Video: How does it look?
Gorgeous is presented in a 2.35:1 anamorphic widescreen transfer, with a full frame version also included on this dual layered disc. As I mentioned above this film has some excellent and effective visuals, so the transfer must pull out all the stops to ensure it looks tremendous. As I expected from this release, it comes through on all fronts and this is an amazing transfer. The colors shine from the lush greens to the metallic silvers and golds with no signs of distortion at all, flesh tones also appear natural at all times. The contrast is just as sharp with no serious issues, shadows are deep and well defined and detail level is very high.
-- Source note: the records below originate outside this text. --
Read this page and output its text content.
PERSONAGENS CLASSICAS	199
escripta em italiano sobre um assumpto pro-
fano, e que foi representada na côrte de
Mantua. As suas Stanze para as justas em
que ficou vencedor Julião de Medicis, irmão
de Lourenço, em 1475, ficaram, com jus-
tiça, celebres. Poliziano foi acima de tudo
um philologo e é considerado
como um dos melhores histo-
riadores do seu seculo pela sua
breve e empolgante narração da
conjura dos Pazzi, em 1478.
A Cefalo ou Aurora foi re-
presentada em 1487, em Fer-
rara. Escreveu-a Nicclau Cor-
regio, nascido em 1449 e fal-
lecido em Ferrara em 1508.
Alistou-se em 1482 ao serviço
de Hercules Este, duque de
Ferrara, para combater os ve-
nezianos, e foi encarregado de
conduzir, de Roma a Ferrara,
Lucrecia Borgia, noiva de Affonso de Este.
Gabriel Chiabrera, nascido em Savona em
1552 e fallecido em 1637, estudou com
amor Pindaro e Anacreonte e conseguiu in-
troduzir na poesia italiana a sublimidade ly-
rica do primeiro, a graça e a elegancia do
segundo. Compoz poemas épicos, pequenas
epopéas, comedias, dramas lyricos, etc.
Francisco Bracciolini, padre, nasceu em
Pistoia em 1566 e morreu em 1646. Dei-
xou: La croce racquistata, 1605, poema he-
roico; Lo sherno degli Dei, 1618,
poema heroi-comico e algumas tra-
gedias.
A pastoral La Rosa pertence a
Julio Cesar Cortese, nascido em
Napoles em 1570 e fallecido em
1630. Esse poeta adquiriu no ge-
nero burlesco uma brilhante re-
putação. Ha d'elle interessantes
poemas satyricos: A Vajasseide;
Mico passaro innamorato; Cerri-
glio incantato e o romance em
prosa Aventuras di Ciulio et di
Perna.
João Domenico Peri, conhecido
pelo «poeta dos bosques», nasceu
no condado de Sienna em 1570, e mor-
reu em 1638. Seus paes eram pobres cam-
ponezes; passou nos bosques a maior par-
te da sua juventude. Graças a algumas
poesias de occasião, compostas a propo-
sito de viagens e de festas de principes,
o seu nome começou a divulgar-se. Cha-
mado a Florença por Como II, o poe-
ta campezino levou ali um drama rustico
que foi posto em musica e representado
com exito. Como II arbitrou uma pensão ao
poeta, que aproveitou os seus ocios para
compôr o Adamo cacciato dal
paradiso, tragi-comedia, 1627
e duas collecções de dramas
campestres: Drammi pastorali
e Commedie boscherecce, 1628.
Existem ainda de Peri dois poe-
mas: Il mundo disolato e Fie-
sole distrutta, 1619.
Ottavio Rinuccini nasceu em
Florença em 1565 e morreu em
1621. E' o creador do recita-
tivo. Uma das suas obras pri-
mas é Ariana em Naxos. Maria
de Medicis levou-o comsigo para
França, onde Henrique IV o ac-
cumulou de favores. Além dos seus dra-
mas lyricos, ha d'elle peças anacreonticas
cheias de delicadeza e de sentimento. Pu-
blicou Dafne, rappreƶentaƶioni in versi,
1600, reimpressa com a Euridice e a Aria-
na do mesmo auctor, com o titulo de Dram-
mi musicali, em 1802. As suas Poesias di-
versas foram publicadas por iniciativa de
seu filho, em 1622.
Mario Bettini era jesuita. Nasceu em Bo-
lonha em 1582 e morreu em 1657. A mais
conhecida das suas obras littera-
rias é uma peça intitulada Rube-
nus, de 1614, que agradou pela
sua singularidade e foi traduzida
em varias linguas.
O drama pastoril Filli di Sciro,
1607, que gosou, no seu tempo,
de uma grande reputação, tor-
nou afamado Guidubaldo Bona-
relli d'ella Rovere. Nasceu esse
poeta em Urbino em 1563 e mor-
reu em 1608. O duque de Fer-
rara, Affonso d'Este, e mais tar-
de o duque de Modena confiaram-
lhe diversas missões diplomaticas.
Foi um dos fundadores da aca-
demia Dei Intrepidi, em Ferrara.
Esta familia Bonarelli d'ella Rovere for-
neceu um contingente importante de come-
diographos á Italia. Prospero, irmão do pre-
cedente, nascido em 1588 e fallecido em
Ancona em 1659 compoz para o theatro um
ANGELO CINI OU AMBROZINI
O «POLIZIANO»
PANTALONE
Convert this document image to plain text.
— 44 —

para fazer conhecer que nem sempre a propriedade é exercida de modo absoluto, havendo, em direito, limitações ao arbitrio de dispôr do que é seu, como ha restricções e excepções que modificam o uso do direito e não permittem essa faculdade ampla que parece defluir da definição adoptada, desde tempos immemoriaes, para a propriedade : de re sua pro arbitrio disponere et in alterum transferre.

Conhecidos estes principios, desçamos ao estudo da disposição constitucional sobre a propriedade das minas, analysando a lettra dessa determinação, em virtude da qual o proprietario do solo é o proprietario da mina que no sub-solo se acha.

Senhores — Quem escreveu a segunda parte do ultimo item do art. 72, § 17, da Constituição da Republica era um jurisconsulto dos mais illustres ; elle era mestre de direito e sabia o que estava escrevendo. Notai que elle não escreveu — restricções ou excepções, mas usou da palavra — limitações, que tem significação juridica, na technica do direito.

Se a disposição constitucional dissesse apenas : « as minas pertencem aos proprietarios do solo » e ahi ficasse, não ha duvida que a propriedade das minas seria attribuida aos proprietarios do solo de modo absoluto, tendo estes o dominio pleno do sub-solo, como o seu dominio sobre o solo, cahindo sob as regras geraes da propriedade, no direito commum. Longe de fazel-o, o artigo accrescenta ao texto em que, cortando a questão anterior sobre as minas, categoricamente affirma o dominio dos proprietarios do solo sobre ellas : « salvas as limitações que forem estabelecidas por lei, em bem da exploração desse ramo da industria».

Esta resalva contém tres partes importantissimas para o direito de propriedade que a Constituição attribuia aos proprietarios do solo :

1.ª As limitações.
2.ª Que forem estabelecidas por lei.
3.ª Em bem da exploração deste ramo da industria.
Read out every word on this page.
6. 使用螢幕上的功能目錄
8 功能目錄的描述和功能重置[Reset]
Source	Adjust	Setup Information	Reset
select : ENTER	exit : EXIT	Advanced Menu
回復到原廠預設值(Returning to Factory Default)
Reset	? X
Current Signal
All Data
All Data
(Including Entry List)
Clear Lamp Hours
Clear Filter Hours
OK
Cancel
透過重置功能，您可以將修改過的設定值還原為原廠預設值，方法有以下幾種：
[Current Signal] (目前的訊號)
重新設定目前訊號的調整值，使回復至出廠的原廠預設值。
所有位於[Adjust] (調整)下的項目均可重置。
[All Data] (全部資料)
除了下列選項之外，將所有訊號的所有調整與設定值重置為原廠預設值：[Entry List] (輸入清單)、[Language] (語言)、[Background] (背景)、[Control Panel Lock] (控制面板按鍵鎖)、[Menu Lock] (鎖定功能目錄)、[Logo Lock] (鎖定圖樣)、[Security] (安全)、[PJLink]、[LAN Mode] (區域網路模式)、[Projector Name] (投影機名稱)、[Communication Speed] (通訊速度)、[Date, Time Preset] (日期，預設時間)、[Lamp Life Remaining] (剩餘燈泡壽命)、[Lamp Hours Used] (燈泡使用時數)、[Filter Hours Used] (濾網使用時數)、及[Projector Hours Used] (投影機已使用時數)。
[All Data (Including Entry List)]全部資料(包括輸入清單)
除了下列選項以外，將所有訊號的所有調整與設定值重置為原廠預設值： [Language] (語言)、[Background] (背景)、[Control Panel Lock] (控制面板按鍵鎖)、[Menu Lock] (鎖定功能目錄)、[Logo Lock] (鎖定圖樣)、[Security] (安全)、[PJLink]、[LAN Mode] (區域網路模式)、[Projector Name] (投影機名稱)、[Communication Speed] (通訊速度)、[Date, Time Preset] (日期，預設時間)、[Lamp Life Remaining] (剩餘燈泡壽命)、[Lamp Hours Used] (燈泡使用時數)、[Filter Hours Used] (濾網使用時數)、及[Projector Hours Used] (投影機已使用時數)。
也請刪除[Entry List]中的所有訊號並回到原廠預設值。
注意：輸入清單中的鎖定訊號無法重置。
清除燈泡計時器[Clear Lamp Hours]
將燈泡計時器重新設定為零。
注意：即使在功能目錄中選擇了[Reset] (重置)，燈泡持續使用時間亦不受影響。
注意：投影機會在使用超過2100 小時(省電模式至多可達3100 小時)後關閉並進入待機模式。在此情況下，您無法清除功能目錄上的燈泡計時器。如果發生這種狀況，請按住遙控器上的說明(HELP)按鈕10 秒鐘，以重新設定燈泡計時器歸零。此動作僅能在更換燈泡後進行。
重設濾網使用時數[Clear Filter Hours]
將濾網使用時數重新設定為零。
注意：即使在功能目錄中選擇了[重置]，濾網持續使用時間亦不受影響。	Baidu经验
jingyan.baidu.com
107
I noted no compression errors and the source print is reference quality.
Audio: How does it sound?
In a terrific and welcome gesture Columbia/Tristar has included both the original Cantonese and English dubbed audio tracks with this release, both in the Dolby Digital 5.1 format. I chose the Cantonese track, but both tracks pack a wallop and are very effective. The English dub is a little silly at times, but makes for a good laugh if nothing else. The music and effects take use of the surrounds when needed, but this is mostly subtle use. The dialogue sounds crisp and clean at all times and the subtitles are yellow and easy to read. Columbia/Tristar…I salute you!
Supplements: What are the extras?
This isn’t a special edition disc, but it is loaded with extras such as a behind the scenes featurette and an audio commentary. The featurette runs just over thirty minutes and is filled with interviews, behind the scenes footage, and on the set shots as well. This featurette is presented in Cantonese, but optional English subs have been included. The disc also contains a talent file on Chan and a music video which I am familiar with. The main supplement is a running commentary with Jackie Chan, which is a real treat for his fans. He discusses his career, inspirations, and future directions as well as his thoughts on this movie.